La bibliothèque libre.
Le texte de cette page a été corrigé et est conforme au fac-similé.



COMTESSE MATHIEU DE NOAILLES




Grecque et Roumaine d’origine, fille du prince G. Bibesco, née à Paris, élevée en France, Anne-Elisabeth de Bassaraba de Brancovan est devenue Française par son mariage avec le comte Mathieu de Noailles.

De toutes les femmes poètes contemporaines, Mme de Noailles est la plus célèbre, et si personne ne fut plus louée qu’elle, personne ne fut plus décriée aussi. Peut-être la gloire lui est-elle venue trop vite ; — il faut beaucoup d’habileté pour se faire pardonner cela. Sans doute aussi eut-elle des amis trop enthousiastes et qui ne firent pas montre d’assez de réserve dans leurs éloges. De l’autre côté, on n’eut pas davantage de retenue.

Une des meilleures pages et l’une des plus pondérées qui ait été imprimée sur son œuvre, on la doit à M. Robert de Montesquiou. Cette page est à citer :

« Bittô (Bittô est le nom d’une petite bergère grecque dont Mme de Noailles nous a dit les jeux amoureux en vers délicieux, — M. de Montesquiou se plaît à désigner la poétesse du nom de son héroïne), Bittô n’est pas chrétienne. Pas une seule fois, elle ne prononce le nom de Dieu.

« Mais bien qu’elle les nomme souvent, Junon, Eros, Priapos, les dieux ne sont pour elle que de poétiques mythes.

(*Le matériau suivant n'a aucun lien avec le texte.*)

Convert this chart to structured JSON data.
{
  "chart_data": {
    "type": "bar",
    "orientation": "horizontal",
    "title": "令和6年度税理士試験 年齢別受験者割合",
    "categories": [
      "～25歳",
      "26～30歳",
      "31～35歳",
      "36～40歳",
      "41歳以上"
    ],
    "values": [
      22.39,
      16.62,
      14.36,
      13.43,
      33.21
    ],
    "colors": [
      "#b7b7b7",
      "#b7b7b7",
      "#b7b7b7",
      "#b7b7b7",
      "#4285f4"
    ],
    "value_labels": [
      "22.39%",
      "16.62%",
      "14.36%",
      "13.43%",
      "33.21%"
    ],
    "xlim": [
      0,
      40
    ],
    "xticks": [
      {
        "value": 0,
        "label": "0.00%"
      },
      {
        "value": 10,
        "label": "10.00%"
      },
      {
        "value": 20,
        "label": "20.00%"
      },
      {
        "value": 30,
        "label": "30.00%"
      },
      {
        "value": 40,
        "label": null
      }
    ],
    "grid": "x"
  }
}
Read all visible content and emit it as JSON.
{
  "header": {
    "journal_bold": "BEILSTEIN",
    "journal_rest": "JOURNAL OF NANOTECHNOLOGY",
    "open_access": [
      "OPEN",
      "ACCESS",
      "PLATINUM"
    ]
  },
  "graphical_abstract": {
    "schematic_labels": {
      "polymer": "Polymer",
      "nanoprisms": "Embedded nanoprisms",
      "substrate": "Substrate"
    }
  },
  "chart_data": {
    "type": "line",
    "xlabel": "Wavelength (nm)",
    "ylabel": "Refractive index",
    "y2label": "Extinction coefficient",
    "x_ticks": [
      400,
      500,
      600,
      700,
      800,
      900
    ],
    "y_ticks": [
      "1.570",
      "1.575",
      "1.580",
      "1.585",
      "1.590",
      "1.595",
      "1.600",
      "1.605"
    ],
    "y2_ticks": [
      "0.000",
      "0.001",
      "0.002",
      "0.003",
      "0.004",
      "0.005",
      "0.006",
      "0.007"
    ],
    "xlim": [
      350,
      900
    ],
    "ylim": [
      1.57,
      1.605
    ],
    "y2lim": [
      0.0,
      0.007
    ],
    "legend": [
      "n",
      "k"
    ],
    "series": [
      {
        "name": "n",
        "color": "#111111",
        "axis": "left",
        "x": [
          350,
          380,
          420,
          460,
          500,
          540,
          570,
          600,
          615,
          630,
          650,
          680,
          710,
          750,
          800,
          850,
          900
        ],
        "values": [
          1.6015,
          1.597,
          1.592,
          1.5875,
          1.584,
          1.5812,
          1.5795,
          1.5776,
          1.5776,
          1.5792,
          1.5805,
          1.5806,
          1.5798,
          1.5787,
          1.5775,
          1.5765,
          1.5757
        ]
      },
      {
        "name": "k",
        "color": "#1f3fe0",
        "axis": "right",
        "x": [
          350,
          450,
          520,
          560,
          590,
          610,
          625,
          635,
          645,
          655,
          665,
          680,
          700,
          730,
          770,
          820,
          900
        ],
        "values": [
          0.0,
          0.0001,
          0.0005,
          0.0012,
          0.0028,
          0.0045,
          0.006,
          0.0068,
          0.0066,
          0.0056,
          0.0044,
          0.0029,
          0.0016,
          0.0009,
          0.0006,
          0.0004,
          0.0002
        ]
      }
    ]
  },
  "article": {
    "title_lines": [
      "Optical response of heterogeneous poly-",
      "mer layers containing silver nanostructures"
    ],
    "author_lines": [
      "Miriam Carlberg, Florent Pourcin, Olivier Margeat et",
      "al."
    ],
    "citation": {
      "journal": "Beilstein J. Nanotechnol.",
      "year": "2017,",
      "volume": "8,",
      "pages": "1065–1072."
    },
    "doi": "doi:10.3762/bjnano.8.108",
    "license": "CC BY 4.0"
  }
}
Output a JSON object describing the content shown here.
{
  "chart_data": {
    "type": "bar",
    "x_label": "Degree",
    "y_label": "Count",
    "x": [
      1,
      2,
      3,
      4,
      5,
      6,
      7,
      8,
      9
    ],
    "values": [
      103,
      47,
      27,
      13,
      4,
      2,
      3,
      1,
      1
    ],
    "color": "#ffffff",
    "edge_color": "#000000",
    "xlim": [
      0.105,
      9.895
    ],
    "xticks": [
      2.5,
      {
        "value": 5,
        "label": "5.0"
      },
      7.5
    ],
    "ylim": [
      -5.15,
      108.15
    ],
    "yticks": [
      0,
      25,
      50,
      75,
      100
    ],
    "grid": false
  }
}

Sa déesse, la seule qu’elle invoque avec foi, c’est la Nature. Quand nous nous exclamons : Seigneur ! » elle s’écrie : « Nature ! » Elle n’aime, elle n’adore que Gaïa, la Terre.

« Son art maintenant. Il est, comme elle, vêtu à l’antique. Á l’ancienne quelquefois, notamment dans cette charmante pièce le Pays, qui résonne comme d’un accent de la Pléiade. Partout ailleurs, son vers résonne d’un timbre qu’il emprunte à cette épigraphe de Taine : « L’antiquité est la jeunesse du monde. » — On dirait une transposition de la poésie grecque, avec parfois une attitude de Chénier, une intonation de Keats. Ses strophes sont des frises de vases où jouent des bergers tendres et tristes, vivants et rêveurs, rieurs et sérieux. Elles sont enguirlandées de mélisse et de réglisse, de cytises et de citrons, de résine et de menthe dont elle excelle à pénétrer, à saturer ses poèmes, comme des sachets avec un sens de l’olfactif qu´ aromatise le terme et donne à l’expression quelque chose d’odorant qui ne se rencontre avec cette intensité que dans le style de d’Annunzio. »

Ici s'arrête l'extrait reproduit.